This morning’s Guardian carried a prominent story announcing a collaboration between the record producer Mark Ronson and the novelist Michael Chabon, accompanied by a photograph of the two men casually posing against a display of Blue Note album covers: a couple of early Hank Mobleys, Sonny Clark’s Cool Struttin’ and Dial ‘S’ for Sonny, and Kenny Dorham’s Afro-Cuban, all conferring a sense of impeccable cool. All very collectible, too, in their first-pressing incarnations. One of those Mobleys — this one — apparently went for $5,600 in an auction not long ago.
Blue Note albums always seemed like pieces of art as well as a delivery system for great music. Francis Wolff’s fine photographs and the brilliant eye of the designer Reid Miles were combined with the use of thick card for the sleeves and, for the pressings, what seemed like twice as much unadulterated vinyl as the label’s competitors in order to enhance the sound lovingly captured by the microphones of Rudy Van Gelder. Something like Joe Henderson’s Page One or Grachan Moncur III’s Some Other Stuff has a special charisma; you know it when you look at it and you feel it when you hold it; actually listening to it is almost a bonus.
I’m not obsessive about such things myself, but it never surprises me that others happily devote themselves to the minutiae of Blue Note’s label copy, inner sleeves and run-off groove inscriptions. These albums are beautiful and precious artefacts, demanding the appreciation of the eye and the mind as well as the ears. And that’s certainly how I feel about the half-dozen I’ve assembled above, each a personal favourite from the label’s golden age (and all but one, I think, a first pressing…). A list of others for which I harbour a special fondness would include Sam Rivers’ Fuschia Swing Song, The Prophetic Herbie Nichols Vols 1 & 2, Wayne Shorter’s Night Dreamer, Stanley Turrentine and the Three Sounds’ Blue Hour, Lee Morgan’s Tom Cat and Sonic Boom, Larry Young’s Into Somethin’, Tina Brooks’s True Blue and Back to the Tracks, Grant Green’s Street of Dreams, Horace Silver’s Blowin’ the Blues Away, Eddie Gale’s Ghetto Music and Jackie McLean’s One Step Beyond.
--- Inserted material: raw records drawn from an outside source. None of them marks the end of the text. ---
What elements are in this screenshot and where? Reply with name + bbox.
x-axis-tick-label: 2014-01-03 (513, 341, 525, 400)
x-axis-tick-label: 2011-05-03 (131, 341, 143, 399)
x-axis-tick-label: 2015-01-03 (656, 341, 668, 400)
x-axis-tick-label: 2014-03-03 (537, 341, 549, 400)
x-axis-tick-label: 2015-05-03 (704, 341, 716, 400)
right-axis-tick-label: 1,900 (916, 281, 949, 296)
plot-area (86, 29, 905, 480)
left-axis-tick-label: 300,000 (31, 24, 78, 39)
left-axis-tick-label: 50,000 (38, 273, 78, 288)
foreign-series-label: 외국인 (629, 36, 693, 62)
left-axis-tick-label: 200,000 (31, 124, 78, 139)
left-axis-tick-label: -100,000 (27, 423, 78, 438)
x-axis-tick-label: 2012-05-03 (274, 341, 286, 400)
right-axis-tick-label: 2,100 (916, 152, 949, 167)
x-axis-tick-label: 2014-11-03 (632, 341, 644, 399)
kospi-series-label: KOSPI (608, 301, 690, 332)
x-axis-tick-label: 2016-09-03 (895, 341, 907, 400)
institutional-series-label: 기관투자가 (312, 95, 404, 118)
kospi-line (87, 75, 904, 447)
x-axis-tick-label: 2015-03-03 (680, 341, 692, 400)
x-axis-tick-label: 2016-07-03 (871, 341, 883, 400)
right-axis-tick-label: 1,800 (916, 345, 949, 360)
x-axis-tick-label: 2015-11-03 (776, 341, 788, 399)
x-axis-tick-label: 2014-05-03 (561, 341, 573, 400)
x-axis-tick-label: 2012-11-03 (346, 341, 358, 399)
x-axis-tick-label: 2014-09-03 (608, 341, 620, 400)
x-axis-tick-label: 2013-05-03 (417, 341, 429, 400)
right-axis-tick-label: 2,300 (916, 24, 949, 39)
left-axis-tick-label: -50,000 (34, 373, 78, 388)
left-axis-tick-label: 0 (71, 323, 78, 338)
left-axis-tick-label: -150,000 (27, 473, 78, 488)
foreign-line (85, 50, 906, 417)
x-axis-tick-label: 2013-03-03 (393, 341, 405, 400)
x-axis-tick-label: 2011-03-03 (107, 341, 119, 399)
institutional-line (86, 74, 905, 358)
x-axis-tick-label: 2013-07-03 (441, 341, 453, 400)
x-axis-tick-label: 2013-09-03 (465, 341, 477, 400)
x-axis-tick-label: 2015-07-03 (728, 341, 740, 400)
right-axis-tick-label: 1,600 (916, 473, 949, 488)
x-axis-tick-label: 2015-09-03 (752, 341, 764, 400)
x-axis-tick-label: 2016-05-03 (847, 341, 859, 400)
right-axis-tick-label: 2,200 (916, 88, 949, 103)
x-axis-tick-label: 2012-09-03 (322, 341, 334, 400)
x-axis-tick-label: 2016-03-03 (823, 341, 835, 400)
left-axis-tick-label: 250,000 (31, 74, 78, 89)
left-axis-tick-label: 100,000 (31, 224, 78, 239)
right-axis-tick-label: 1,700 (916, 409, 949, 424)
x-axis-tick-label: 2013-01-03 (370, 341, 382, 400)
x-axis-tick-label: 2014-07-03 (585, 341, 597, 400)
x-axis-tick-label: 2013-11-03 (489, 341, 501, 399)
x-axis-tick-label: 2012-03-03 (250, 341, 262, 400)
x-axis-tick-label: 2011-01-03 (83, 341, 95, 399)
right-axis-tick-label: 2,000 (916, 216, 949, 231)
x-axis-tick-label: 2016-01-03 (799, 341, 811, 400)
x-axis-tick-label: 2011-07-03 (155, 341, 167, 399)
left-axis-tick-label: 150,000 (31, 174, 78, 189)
And about a hundred more.
Blue Note celebrates its 75th birthday this year, commemorating the initial success of Alfred Lion, a young German Jew who had recently left Berlin for New York, in persuading two great boogie-woogie pianists, Meade Lux Lewis and Albert Ammons, to make the first recordings for the company whose name he had registered in March 1939. Before the end of the year Lion was joined by Francis Wolff, a friend from Berlin and another refugee from the Nazis. Together they gradually built a label that would become a pillar of jazz, a symbol of the music at its most fully realised.
Uncompromising Expression is Richard Havers’ illustrated biography of the label, published this week. The author — a consultant to the Universal group, the current owners of the catalogue — tells the story from boogie-woogie and Sidney Bechet through Thelonious Monk and Clifford Brown, Art Blakey and Horace Silver, Jimmy Smith and Lou Donaldson, Lee Morgan and Tina Brooks, Herbie Hancock and Donald Byrd, Freddie Hubbard and Wayne Shorter, Stanley Turrentine and Baby Face Willette, Jackie McLean and Andrew Hill, all the way to the present day of Norah Jones, Robert Glasper, Gregory Porter and Ambrose Akinmusire. If it’s not as deep and detailed as the late Richard Cook’s Blue Note history, published in 2001, its physical form is quite different from that modestly proportioned and text-dominated volume.
A Blue Note album has a special charisma, and Havers’ designer does a wonderful job of reflecting Reid Miles’s graphic genius in the large-format layout of the book. Among the most stunning pages are the early spreads consisting of dozens of sleeves, grouped together by some of Miles’s favourite visual themes: the moody combination of blue and green type against a black background, the use of brash typography and brutally cropped photographs against white, the occasional fondness for scarlet. There are also pages from Lion’s session notebooks and several of Wolff’s contact sheets.
Perhaps it’s not the book for people whose primary interest lies in tracking down copies of the original vinyl albums with the 47 W. 63rd Street address on the sleeve or the “RVG” stamp on the run-out. For the rest, including those of us happy to mop up this great music for £3 a time on CD at Fopp, it’s one of the treats of the year.
* Richard Havers’ Uncompromising Expression is published by Thames & Hudson (£48). Havers will be talking to Don Was, the label’s current president, on November 22 at the South Bank Centre as part of the EFH London Jazz Festival (tickets here). That night at the Festival Hall a celebratory concert features representatives of the label’s current roster, including Robert Glasper and Jason Moran.